With West Ham Park, we are involved in this commemorative art project which will go into the library in February. The day’s contribution was a long collage-cum-pastelwork of exotic plants to give the feeling of the many plants that Fothergill collected.
July has been a long dry month. Temperature records have been shattered, getting as high as 39º in Forest Gate, and over 40º in Lincoln. This is climate change in action and our garden illustrates it too well. Many gardeners protect their plants by prolific watering in times of drought. We can’t, as we have no running water. And we have lost quite a number of plants, including most of the fruit bushes we won in a competition only a couple of months back.
Currently, the world is 1.1º C above pre-industrial temperatures. But this is a rising curve, we could easily get to 3º, maybe 4º or 5º which spells disaster in so many ways including drought, wildfires, famine and land lost to rising sea levels. Is it too late to prevent this? Are our excessive fuel habits so ingrained, that like chain smokers, we are unable to cease? Certainly things are bad, and they will get worse, how much worse depends on what actions we take right now.
The compost in the compost bin is ultra hot, due to the hot weather and to exothermic chemical reactions as the plant material breaks down. You need a big bin to get really high temperatures, as smaller bins have too much surface area and so lose heat. As we transfer compost from one bin to another, out crawl woodlice and myriad other creepy crawlies that have been breeding and basking in the heat.
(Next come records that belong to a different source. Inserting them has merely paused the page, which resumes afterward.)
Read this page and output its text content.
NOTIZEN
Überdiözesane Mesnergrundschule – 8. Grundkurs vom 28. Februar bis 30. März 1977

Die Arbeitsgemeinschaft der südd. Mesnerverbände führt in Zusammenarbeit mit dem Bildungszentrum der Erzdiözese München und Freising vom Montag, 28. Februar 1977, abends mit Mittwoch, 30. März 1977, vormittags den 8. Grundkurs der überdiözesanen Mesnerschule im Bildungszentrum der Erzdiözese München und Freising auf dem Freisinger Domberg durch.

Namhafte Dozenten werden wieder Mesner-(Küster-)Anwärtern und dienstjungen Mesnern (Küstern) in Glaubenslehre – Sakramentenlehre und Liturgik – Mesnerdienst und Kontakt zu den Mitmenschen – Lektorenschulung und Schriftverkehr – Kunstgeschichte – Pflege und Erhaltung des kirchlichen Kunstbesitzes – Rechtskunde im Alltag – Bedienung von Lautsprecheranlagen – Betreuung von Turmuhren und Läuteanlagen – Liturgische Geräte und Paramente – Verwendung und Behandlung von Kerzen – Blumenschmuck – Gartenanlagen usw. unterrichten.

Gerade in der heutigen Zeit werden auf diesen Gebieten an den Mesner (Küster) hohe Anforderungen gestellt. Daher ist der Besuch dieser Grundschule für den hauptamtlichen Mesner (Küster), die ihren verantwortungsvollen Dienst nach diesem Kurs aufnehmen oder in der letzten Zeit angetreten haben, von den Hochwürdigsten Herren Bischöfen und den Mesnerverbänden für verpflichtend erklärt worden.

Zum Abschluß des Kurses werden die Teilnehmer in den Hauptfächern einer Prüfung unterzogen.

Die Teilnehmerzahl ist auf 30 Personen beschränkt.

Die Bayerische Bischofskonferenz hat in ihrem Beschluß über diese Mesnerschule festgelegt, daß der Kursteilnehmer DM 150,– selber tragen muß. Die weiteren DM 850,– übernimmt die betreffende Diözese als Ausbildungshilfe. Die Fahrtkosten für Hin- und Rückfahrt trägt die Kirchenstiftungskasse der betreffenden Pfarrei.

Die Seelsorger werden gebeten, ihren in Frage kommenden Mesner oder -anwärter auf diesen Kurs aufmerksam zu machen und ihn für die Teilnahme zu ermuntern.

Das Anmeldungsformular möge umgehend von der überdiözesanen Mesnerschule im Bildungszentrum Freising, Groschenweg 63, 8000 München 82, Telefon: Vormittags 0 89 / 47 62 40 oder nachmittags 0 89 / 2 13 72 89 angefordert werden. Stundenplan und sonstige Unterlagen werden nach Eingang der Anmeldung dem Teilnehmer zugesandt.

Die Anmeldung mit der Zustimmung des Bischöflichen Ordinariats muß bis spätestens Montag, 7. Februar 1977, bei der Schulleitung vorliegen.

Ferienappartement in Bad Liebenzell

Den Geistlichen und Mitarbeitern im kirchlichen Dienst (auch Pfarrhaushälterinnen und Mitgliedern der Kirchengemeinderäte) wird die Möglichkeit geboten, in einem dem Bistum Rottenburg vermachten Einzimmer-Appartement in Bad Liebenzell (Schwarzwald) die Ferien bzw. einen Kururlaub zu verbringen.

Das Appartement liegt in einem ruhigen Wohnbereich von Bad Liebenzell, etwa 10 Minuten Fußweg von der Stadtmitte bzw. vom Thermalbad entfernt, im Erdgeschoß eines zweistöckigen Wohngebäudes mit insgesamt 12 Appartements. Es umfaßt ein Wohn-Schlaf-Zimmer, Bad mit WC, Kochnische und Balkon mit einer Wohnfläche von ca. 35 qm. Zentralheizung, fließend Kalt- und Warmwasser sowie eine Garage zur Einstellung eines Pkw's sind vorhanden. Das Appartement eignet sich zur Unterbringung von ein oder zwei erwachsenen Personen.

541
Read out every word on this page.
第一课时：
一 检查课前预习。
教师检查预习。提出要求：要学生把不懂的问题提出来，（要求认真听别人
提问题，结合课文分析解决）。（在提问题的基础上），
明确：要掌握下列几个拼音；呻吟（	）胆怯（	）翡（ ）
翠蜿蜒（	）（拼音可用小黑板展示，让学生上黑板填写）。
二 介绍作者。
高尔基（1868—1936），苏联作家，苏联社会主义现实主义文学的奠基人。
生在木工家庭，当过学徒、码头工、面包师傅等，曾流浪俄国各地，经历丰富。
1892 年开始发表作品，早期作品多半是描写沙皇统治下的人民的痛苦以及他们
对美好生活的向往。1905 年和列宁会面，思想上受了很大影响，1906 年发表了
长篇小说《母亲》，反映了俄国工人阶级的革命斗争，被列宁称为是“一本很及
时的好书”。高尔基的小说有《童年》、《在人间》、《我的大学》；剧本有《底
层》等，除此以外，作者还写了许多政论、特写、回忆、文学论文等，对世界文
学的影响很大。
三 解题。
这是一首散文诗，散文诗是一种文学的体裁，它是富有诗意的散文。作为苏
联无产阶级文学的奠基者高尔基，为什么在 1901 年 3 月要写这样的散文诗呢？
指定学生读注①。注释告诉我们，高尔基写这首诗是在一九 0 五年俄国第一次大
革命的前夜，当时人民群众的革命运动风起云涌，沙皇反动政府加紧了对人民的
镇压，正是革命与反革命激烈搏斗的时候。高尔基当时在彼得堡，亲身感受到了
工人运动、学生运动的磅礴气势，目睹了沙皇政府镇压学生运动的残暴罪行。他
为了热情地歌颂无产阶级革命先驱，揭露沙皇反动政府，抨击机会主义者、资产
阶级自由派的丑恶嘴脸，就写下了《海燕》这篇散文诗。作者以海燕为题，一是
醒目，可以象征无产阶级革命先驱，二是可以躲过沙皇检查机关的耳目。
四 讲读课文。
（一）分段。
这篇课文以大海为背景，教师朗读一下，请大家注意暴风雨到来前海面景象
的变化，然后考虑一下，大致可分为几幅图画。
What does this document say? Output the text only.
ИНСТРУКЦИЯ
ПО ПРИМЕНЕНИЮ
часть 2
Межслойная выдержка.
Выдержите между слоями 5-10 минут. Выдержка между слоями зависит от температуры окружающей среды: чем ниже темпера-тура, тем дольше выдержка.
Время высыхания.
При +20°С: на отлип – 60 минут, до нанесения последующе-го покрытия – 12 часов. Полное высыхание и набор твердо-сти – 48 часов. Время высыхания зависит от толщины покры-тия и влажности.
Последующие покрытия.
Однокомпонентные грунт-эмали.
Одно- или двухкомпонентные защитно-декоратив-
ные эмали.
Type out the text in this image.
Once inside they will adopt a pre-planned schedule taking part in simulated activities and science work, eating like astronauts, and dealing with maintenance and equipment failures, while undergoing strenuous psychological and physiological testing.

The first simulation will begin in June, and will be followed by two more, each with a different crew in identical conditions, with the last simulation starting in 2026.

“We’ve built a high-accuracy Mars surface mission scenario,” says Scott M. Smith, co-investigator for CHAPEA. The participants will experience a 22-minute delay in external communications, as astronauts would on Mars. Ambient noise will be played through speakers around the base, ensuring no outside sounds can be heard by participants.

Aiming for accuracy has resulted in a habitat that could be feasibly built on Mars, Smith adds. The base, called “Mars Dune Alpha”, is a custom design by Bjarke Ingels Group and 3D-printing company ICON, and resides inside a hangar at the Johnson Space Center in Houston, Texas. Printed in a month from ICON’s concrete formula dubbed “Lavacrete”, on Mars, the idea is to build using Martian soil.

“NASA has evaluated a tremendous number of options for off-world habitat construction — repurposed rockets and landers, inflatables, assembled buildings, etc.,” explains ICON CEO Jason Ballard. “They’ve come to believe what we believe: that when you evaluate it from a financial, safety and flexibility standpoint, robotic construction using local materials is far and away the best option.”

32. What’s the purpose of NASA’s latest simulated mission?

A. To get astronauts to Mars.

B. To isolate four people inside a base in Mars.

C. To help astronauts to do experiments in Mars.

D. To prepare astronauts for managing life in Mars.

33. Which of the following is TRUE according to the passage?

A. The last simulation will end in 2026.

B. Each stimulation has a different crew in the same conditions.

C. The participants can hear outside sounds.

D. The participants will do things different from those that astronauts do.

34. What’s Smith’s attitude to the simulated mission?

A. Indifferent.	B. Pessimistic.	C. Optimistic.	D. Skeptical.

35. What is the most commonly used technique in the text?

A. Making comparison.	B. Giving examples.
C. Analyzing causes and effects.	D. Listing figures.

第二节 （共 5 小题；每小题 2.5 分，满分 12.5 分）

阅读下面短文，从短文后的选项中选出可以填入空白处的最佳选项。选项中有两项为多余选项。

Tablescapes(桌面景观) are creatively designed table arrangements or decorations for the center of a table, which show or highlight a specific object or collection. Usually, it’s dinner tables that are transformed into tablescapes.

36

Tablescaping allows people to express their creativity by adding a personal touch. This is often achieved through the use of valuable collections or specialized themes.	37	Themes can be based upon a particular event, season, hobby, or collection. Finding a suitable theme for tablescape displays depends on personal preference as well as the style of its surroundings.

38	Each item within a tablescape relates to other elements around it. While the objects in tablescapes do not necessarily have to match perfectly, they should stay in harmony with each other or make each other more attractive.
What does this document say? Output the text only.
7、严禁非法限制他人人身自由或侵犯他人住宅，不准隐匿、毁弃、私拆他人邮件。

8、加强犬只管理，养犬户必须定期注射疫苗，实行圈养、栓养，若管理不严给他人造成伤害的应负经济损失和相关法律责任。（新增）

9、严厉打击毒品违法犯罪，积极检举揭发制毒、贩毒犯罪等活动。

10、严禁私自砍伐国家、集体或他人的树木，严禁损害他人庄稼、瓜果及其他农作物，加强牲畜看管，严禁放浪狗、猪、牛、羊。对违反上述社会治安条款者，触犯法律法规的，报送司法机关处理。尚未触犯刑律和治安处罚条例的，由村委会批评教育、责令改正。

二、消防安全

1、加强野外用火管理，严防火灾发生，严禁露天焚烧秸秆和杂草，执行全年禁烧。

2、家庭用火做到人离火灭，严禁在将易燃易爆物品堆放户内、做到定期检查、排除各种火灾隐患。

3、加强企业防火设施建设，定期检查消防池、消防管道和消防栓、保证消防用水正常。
The pond is very low, so we add water from one of our large containers. Not too much, as our plants need the water too. There are a lot of froglets in the pond, tiny, about the size of a small fingernail. Some have already left the pond, but with this dryness I can’t see them lasting long. I see an adult frog, a giant compared to a froglet, a sensible fellow, come back to cool down.
We wonder what to do with our wildflower bed, much of which is now dead. In early July it was magnificent with poppies, corn marigolds, pink and white campion, borage, hedge mustard and scentless mayweed. But the hot dry weather has largely killed the plants. We’ll leave it for a week or two, and hope we get some rain to enliven it.